Bioorg Med Chem Lett. 2011 Feb 1;21(3):928-31. doi: 10.1016/j.bmcl.2010.12.073. Epub 2010 Dec 19.
We report herein the design and synthesis of novel 7-(3-alkoxyimino-5-amino/methylaminopiperidin-1-yl)fluoroquinolone derivatives based on the structures of new fluoroquinolones IMB and DZH. The antibacterial activity of these newly synthesized compounds was also evaluated and compared with gemifloxacin, ciprofloxacin, and levofloxacin. Results revealed that all of the target compounds 10-27 have good potency in inhibiting the growth of Staphylococcus aureus including MSSA (MIC: 0.125-8 μg/mL), Staphylococcus epidermidis including MRSE (MIC: 0.25-16 μg/mL), Streptococcus pneumoniae (MIC: 0.125-4 μg/mL), and Escherichia coli (MIC: 0.25-0.5 μg/mL). In particular, some compounds showed useful activity against several fluoroquinolone-resistant strains, and the most active compound 15 was found to be 16-128, 2-32, and 4-8-fold more potent than the three reference drugs against fluoroquinolone-resistant MSSA, MRSA, and MRSE.

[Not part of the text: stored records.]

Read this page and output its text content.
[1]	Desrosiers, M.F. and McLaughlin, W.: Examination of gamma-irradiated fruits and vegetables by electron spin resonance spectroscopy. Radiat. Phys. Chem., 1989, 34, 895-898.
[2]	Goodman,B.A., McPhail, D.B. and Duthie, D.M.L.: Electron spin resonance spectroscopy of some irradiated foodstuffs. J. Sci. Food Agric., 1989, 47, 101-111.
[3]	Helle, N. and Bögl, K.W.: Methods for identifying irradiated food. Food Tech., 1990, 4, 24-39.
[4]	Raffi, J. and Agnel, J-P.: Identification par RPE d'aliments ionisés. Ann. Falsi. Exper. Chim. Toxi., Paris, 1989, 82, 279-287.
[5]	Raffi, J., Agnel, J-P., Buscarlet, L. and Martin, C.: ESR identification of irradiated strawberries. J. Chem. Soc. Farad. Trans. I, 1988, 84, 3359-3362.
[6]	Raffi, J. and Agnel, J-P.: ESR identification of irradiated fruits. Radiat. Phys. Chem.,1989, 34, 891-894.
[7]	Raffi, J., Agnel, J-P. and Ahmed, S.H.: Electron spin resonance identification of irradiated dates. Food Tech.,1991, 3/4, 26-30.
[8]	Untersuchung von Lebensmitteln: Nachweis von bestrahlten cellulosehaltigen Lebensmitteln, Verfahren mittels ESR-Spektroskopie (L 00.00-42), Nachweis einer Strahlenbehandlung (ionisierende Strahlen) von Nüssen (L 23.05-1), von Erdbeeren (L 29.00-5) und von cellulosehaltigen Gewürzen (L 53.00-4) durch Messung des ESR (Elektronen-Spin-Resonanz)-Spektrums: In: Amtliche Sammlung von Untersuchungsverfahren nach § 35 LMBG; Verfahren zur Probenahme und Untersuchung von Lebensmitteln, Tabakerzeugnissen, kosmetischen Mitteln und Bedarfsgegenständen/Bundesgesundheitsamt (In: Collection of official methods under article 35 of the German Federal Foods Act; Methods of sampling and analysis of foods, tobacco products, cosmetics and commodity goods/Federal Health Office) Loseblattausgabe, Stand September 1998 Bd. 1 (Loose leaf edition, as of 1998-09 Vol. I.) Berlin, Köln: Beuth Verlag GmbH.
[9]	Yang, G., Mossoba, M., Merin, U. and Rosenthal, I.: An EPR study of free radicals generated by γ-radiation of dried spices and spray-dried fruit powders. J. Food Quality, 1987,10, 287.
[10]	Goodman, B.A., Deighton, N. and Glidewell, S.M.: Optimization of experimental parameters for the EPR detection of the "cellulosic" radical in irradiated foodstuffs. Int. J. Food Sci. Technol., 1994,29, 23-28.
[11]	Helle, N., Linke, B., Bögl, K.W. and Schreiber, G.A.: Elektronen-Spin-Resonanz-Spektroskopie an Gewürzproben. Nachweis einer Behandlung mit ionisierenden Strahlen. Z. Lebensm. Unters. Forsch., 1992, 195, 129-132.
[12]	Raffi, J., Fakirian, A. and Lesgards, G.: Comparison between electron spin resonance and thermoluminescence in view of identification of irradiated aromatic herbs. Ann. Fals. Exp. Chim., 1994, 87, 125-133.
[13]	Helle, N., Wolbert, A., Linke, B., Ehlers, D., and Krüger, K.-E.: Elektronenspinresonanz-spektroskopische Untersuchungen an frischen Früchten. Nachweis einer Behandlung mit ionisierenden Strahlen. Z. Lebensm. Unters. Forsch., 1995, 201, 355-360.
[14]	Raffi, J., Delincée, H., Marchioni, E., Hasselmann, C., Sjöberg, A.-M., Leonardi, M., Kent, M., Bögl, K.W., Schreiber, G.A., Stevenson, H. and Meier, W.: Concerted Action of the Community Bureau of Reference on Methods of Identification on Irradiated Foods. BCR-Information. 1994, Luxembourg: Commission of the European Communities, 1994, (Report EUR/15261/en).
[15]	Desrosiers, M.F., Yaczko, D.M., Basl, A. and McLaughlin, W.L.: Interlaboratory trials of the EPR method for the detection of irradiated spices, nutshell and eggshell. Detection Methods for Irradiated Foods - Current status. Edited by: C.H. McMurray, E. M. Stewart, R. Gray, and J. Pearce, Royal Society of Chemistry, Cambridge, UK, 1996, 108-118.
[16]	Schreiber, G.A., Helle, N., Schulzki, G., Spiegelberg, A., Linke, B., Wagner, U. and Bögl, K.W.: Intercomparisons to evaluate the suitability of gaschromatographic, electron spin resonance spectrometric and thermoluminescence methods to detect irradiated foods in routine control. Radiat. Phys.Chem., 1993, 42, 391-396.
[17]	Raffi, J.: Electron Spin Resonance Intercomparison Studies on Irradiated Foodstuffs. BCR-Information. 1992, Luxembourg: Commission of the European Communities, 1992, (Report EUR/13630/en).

我们在此报告了基于新型氟喹诺酮 IMB 和 DZH 结构的新型 7-(3-烷氧基亚氨基-5-氨基/甲氨基哌啶-1-基)氟喹诺酮衍生物的设计和合成。还评估了这些新合成化合物的抗菌活性,并与加替沙星、环丙沙星和左氧氟沙星进行了比较。结果表明,所有目标化合物 10-27 对金黄色葡萄球菌(包括 MSSA,MIC:0.125-8 μg/mL)、表皮葡萄球菌(包括 MRSE,MIC:0.25-16 μg/mL)、肺炎链球菌(MIC:0.125-4 μg/mL)和大肠杆菌(MIC:0.25-0.5 μg/mL)的生长均具有良好的抑制作用。特别是,一些化合物对几种氟喹诺酮耐药株表现出有用的活性,最活性化合物 15 对氟喹诺酮耐药 MSSA、MRSA 和 MRSE 的活性分别比三种参比药物强 16-128、2-32 和 4-8 倍。